In our awareness raising work with regulated professionals, their accountability to regulators is a central theme. Increasingly there needs to be an understanding that regulators are looking not just at how you conduct your work. They are focusing on your personal conduct - how you behave with peers and how you conduct your personal life more broadly.
The Solicitor’s Regulation Authority (SRA) recently confirmed this in rebuking a Hogan Lovells partner in a matter concerning his treatment of the nanny employed to look after his children. In 2018 an employment tribunal found that the partner had directly discriminated against the nanny on grounds of her pregnancy and unfairly dismissed her.
The SRA found that the treatment breached Principle 6 or their Code: “to behave in a way that maintains the trust that the public places in you and in the provision of legal services”. Clearly lawyers (and other professionals) must act in an exemplary way in all walks of life if the public is to have that trust.
The partner was also found to have breached Outcome 10.3 (the prompt notification of relevant information) by not reporting the tribunal’s decision to the SRA.
Part of the SRA’s consideration was the partner’s integrity. The view they reached was that a rebuke alone was proportionate in the circumstances, in part because “there was no lack of integrity on his part.”
One product of the SRA’s rebuke was, of course, to bring further attention to the case. The tribunal’s judgement is a publicly accessible document. For many years we have warned people how unpleasant it can be to give evidence in this setting. This applies just as much in a case brought against you personally or your employer.

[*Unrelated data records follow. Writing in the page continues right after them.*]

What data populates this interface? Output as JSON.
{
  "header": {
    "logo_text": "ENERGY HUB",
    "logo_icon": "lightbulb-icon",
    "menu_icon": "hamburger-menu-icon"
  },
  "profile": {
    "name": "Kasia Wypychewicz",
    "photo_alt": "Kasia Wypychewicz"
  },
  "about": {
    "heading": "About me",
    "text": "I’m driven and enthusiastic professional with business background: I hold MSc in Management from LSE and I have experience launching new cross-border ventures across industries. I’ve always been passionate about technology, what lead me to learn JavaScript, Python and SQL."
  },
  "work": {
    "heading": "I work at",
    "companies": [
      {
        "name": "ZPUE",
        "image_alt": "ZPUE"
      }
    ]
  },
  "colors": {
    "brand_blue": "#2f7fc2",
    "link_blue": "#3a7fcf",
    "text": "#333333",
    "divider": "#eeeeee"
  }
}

The tribunal’s assessment of the partner’s “deliberate attempt to obscure the fact of the knowledge of the pregnancy” [para 7.12] has already been picked up by the Legal Cheek website. Further comments about his “confused and confusing” evidence [para 7.19], his “failure to fully disclose relevant documentation” [para 7.21], that “he has shown himself to be an inaccurate and incomplete historian” [para 7.37] who “has not been frank in his evidence” [para 7.44] will have been difficult to hear.
Tribunals can be brutal places. We are accountable to them, just as we are to our regulators – for how we conduct ourselves at work and in our personal lives. And in how we behave when we are challenged.